I send you in my immediately following telegram2 the personal answer3 which U. J.4 has sent to me on my long telegram of April 295 which latter you thought well of and also supported by the message quoted in your Number 25.6 It seems to me that matters7 can hardly be carried further by correspondence and that, as soon as possible, there should be a meeting of the three heads of governments. Meanwhile we should hold firmly to the existing position obtained or being obtained by our armies in Yugoslavia, in Austria, in Czechoslovakia, on the main central United States front and on the British front reaching up to Lübeck including Denmark. There will be plenty to [Page 4] occupy both armies in collecting the prisoners during the next few days, and we may hope that the VE celebration will also occupy the public mind at home. Thereafter I feel that we must most earnestly consider our attitude towards the Soviets and show them how much we have to offer or withhold.

. . . . . . .

  1. Sent by the United States Military Attaché, London, via Army channels. Text communicated to the Secretary of State by Fleet Admiral William D. Leahy, Chief of Staff to the Commander in Chief of the Army and Navy, in a memorandum of May 9 (file No. 860c.01/5–945).
  2. Not printed.
  3. See Winston S. Churchill, Triumph and Tragedy (vol. vi of The Second World War) (Boston, 1953), p. 499; Stalin’s Correspondence With Churchill, Attlee, Roosevelt and Truman, 1941–45 (New York, 1958), vol. i, p. 346. The short title Stalin’s Correspondence is hereafter used to refer to the last-cited publication, which constitutes a reissue (including the original title pages and with the original pagination but bound in one volume) of the two volumes of Correspondence Between the Chairman of the Council of Ministers of the U.S.S.R. and the Presidents of the U.S.A. and the Prime Ministers of Great Britain During the Great Patriotic War of 1941–1945 (Moscow, Foreign Languages Publishing House, 1957; Ministry of Foreign Affairs publication). For a citation to the Russian text of this compilation, see document No. 21, footnote 1.
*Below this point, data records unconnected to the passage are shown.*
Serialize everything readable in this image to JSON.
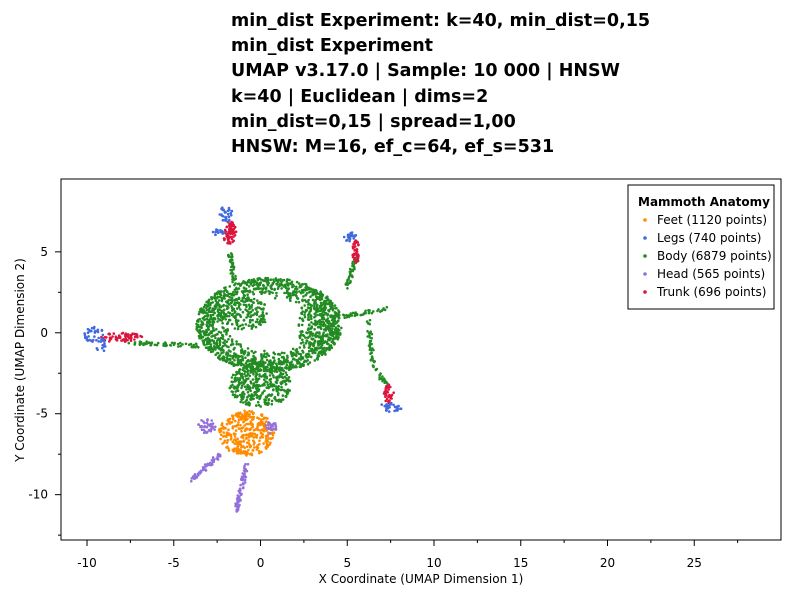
{
  "chart_data": {
    "type": "scatter",
    "title_lines": [
      "min_dist Experiment: k=40, min_dist=0,15",
      "min_dist Experiment",
      "UMAP v3.17.0 | Sample: 10 000 | HNSW",
      "k=40 | Euclidean | dims=2",
      "min_dist=0,15 | spread=1,00",
      "HNSW: M=16, ef_c=64, ef_s=531"
    ],
    "xlabel": "X Coordinate (UMAP Dimension 1)",
    "ylabel": "Y Coordinate (UMAP Dimension 2)",
    "xlim": [
      -11.5,
      30
    ],
    "ylim": [
      -12.8,
      9.5
    ],
    "xticks": [
      {
        "value": -10,
        "label": "-10"
      },
      {
        "value": -5,
        "label": "-5"
      },
      {
        "value": 0,
        "label": "0"
      },
      {
        "value": 5,
        "label": "5"
      },
      {
        "value": 10,
        "label": "10"
      },
      {
        "value": 15,
        "label": "15"
      },
      {
        "value": 20,
        "label": "20"
      },
      {
        "value": 25,
        "label": "25"
      }
    ],
    "yticks": [
      {
        "value": 5,
        "label": "5"
      },
      {
        "value": 0,
        "label": "0"
      },
      {
        "value": -5,
        "label": "-5"
      },
      {
        "value": -10,
        "label": "-10"
      }
    ],
    "grid": false,
    "legend": {
      "title": "Mammoth Anatomy",
      "placement": "top-right",
      "entries": [
        {
          "label": "Feet (1120 points)",
          "color": "#ff8c00"
        },
        {
          "label": "Legs (740 points)",
          "color": "#4169e1"
        },
        {
          "label": "Body (6879 points)",
          "color": "#228b22"
        },
        {
          "label": "Head (565 points)",
          "color": "#9370db"
        },
        {
          "label": "Trunk (696 points)",
          "color": "#dc143c"
        }
      ]
    },
    "series": [
      {
        "name": "Feet",
        "color": "#ff8c00",
        "count": 1120,
        "clusters": [
          {
            "cx": -0.8,
            "cy": -6.2,
            "rx": 1.6,
            "ry": 1.4,
            "n": 340,
            "shape": "blob"
          }
        ]
      },
      {
        "name": "Legs",
        "color": "#4169e1",
        "count": 740,
        "clusters": [
          {
            "cx": -9.6,
            "cy": -0.1,
            "rx": 0.6,
            "ry": 0.5,
            "n": 35,
            "shape": "blob"
          },
          {
            "cx": -9.2,
            "cy": -0.8,
            "rx": 0.3,
            "ry": 0.5,
            "n": 15,
            "shape": "blob"
          },
          {
            "cx": -2.0,
            "cy": 7.3,
            "rx": 0.4,
            "ry": 0.5,
            "n": 28,
            "shape": "blob"
          },
          {
            "cx": -2.4,
            "cy": 6.2,
            "rx": 0.4,
            "ry": 0.2,
            "n": 15,
            "shape": "blob"
          },
          {
            "cx": 5.2,
            "cy": 5.9,
            "rx": 0.4,
            "ry": 0.3,
            "n": 25,
            "shape": "blob"
          },
          {
            "cx": 7.5,
            "cy": -4.6,
            "rx": 0.7,
            "ry": 0.3,
            "n": 30,
            "shape": "blob"
          }
        ]
      },
      {
        "name": "Body",
        "color": "#228b22",
        "count": 6879,
        "clusters": [
          {
            "cx": 0.5,
            "cy": 0.5,
            "rx": 4.2,
            "ry": 2.9,
            "n": 1300,
            "shape": "ring"
          },
          {
            "cx": 0.0,
            "cy": -3.2,
            "rx": 1.8,
            "ry": 1.4,
            "n": 380,
            "shape": "blob"
          },
          {
            "cx": -1.0,
            "cy": 1.2,
            "rx": 1.5,
            "ry": 1.0,
            "n": 180,
            "shape": "blob"
          },
          {
            "cx": 3.2,
            "cy": 0.5,
            "rx": 1.2,
            "ry": 1.3,
            "n": 160,
            "shape": "blob"
          }
        ],
        "strands": [
          {
            "x0": -1.8,
            "y0": 5.0,
            "x1": -1.5,
            "y1": 3.2,
            "n": 40
          },
          {
            "x0": 5.5,
            "y0": 4.6,
            "x1": 5.0,
            "y1": 2.8,
            "n": 40
          },
          {
            "x0": 4.6,
            "y0": 1.0,
            "x1": 7.5,
            "y1": 1.5,
            "n": 45
          },
          {
            "x0": 6.2,
            "y0": 0.8,
            "x1": 6.5,
            "y1": -2.0,
            "n": 35
          },
          {
            "x0": 6.5,
            "y0": -2.0,
            "x1": 7.3,
            "y1": -3.3,
            "n": 20
          },
          {
            "x0": -3.5,
            "y0": -0.8,
            "x1": -7.5,
            "y1": -0.6,
            "n": 55
          }
        ]
      },
      {
        "name": "Head",
        "color": "#9370db",
        "count": 565,
        "clusters": [
          {
            "cx": -3.1,
            "cy": -5.8,
            "rx": 0.5,
            "ry": 0.5,
            "n": 40,
            "shape": "blob"
          },
          {
            "cx": 0.6,
            "cy": -5.9,
            "rx": 0.4,
            "ry": 0.4,
            "n": 25,
            "shape": "blob"
          }
        ],
        "strands": [
          {
            "x0": -2.3,
            "y0": -7.5,
            "x1": -4.0,
            "y1": -9.1,
            "n": 60
          },
          {
            "x0": -0.8,
            "y0": -8.2,
            "x1": -1.4,
            "y1": -11.0,
            "n": 75
          }
        ]
      },
      {
        "name": "Trunk",
        "color": "#dc143c",
        "count": 696,
        "clusters": [
          {
            "cx": -1.8,
            "cy": 6.2,
            "rx": 0.4,
            "ry": 0.7,
            "n": 70,
            "shape": "blob"
          },
          {
            "cx": 5.5,
            "cy": 5.0,
            "rx": 0.2,
            "ry": 0.7,
            "n": 40,
            "shape": "blob"
          },
          {
            "cx": -8.0,
            "cy": -0.3,
            "rx": 1.2,
            "ry": 0.3,
            "n": 60,
            "shape": "blob"
          },
          {
            "cx": 7.4,
            "cy": -3.8,
            "rx": 0.3,
            "ry": 0.6,
            "n": 35,
            "shape": "blob"
          }
        ]
      }
    ]
  }
}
  4. Uncle Joe, i. e., Stalin.
  5. See Churchill, Triumph and Tragedy, p. 494; Stalin’s Correspondence, vol. i, p. 338.
  6. Not printed. Truman’s telegram No. 25 to Churchill quoted for the latter’s information the text of Truman’s message of May 4 to Stalin concerning Poland. See Harry S. Truman, Year of Decisions (vol. i of Memoirs by Harry S. Truman) (Garden City, 1955), pp. 254–255; Stalin’s Correspondence, vol. ii, p. 228.
  7. With respect to the “matters” which Churchill presumably had in mind, see document No. 4.